Of course it is, which is why it's a good idea to have facilities in servers to
address this. OTOH, implementations of such capabilities is a long way from
rockey science, and obsessing over and overdesigning facilities to deal with
this is also bad design.

In this case, a DoS attack would not even require a botnet.  Even if the
receiver starts discarding data, an attacker with one machine could jam
the receiver with hundreds of SMTP processes, all waiting for a very
slow stream of data, just enough that they can't be swapped out to
consume less memory.

The slow data attack is really a different beast, and is somewhat harder
to deal with because timers and heuristics are involved.

It might, and I emphasize might, be worth adding some discussion of this case,
assuming we can come up with something that's both general and useful.

My guess is that well-established programs already know how to deal with
this.  In my own receiver, which is standard issue Sendmail plus my own
milter routines, I get a call after every header, and after every 60KB
body chunk.  If the number of chunks exceeds 20, I return a REJECT.
What Sendmail does with that REJECT, I have not verified, but I get no
further milter calls on that message.

I can't speak for anyone else's server, but we have both time and data-based
disconnect limits.

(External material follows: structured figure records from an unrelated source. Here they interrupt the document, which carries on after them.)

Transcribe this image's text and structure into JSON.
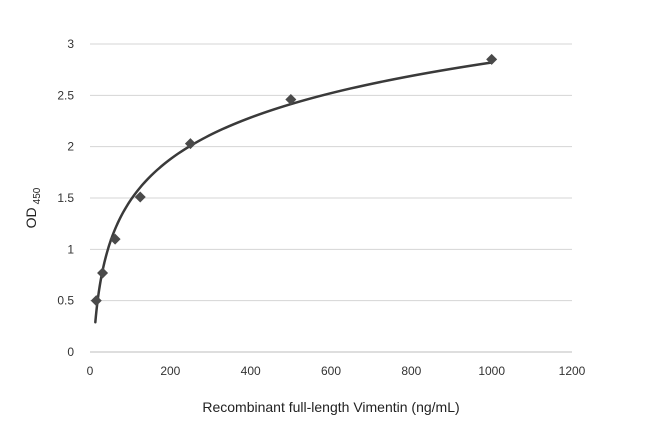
{
  "chart_data": {
    "type": "scatter",
    "xlabel": "Recombinant full-length Vimentin (ng/mL)",
    "ylabel": "OD",
    "ylabel_sub": "450",
    "xlim": [
      0,
      1200
    ],
    "ylim": [
      0,
      3
    ],
    "x_ticks": [
      "0",
      "200",
      "400",
      "600",
      "800",
      "1000",
      "1200"
    ],
    "y_ticks": [
      "0",
      "0.5",
      "1",
      "1.5",
      "2",
      "2.5",
      "3"
    ],
    "grid": "horizontal",
    "legend": "none",
    "trendline": "logarithmic",
    "x": [
      15.6,
      31.25,
      62.5,
      125,
      250,
      500,
      1000
    ],
    "y": [
      0.5,
      0.77,
      1.1,
      1.51,
      2.03,
      2.46,
      2.85
    ],
    "colors": {
      "marker": "#4a4a4a",
      "line": "#3a3a3a",
      "grid": "#d4d4d4"
    }
  }
}
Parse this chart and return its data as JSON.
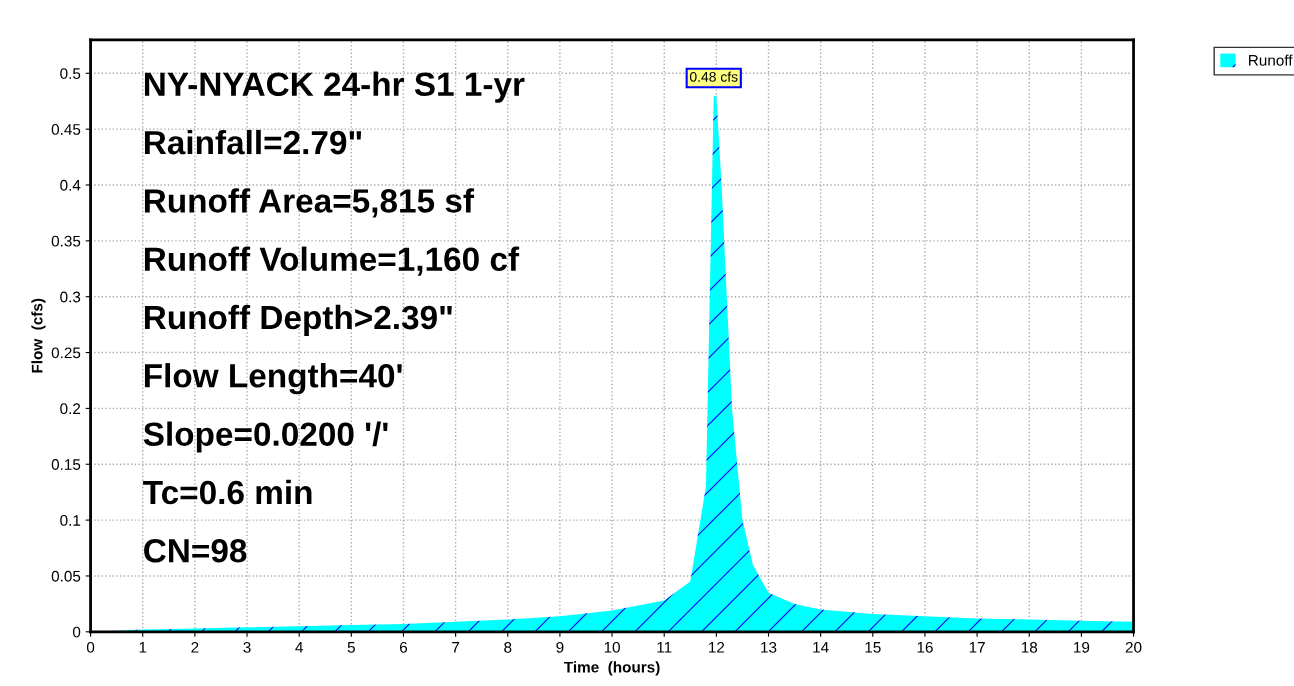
{
  "chart_data": {
    "type": "area",
    "xlabel": "Time  (hours)",
    "ylabel": "Flow  (cfs)",
    "x": [
      0,
      1,
      2,
      3,
      4,
      5,
      6,
      7,
      8,
      9,
      10,
      11,
      11.5,
      11.8,
      11.95,
      12.0,
      12.1,
      12.3,
      12.5,
      12.7,
      13,
      13.5,
      14,
      15,
      16,
      17,
      18,
      19,
      20
    ],
    "series": [
      {
        "name": "Runoff",
        "color": "#00ffff",
        "values": [
          0,
          0.002,
          0.003,
          0.004,
          0.005,
          0.006,
          0.007,
          0.009,
          0.011,
          0.014,
          0.019,
          0.028,
          0.045,
          0.13,
          0.48,
          0.48,
          0.4,
          0.2,
          0.1,
          0.06,
          0.035,
          0.025,
          0.02,
          0.016,
          0.014,
          0.012,
          0.011,
          0.01,
          0.009
        ]
      }
    ],
    "xlim": [
      0,
      20
    ],
    "ylim": [
      0,
      0.53
    ],
    "xticks": [
      0,
      1,
      2,
      3,
      4,
      5,
      6,
      7,
      8,
      9,
      10,
      11,
      12,
      13,
      14,
      15,
      16,
      17,
      18,
      19,
      20
    ],
    "yticks": [
      0,
      0.05,
      0.1,
      0.15,
      0.2,
      0.25,
      0.3,
      0.35,
      0.4,
      0.45,
      0.5
    ],
    "grid": true,
    "legend": "top right",
    "annotations": [
      {
        "text": "0.48 cfs",
        "x": 11.95,
        "y": 0.48
      },
      "NY-NYACK 24-hr S1 1-yr",
      "Rainfall=2.79\"",
      "Runoff Area=5,815 sf",
      "Runoff Volume=1,160 cf",
      "Runoff Depth>2.39\"",
      "Flow Length=40'",
      "Slope=0.0200 '/'",
      "Tc=0.6 min",
      "CN=98"
    ]
  }
}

I've considered adding a minimum data/time, but concern over
customer lack of understanding and abuse of such a limit has stopped me so far.

This looks to me like a security flaw in SMTP.

I dsiagree, or rather, if it is, it's a flaw in pretty much every protocol in
existance. And since even if you lock down every possible case at the server
level there are still very effective attacks at the TCP level, this is arguably
a flaw in the design of the entire stack.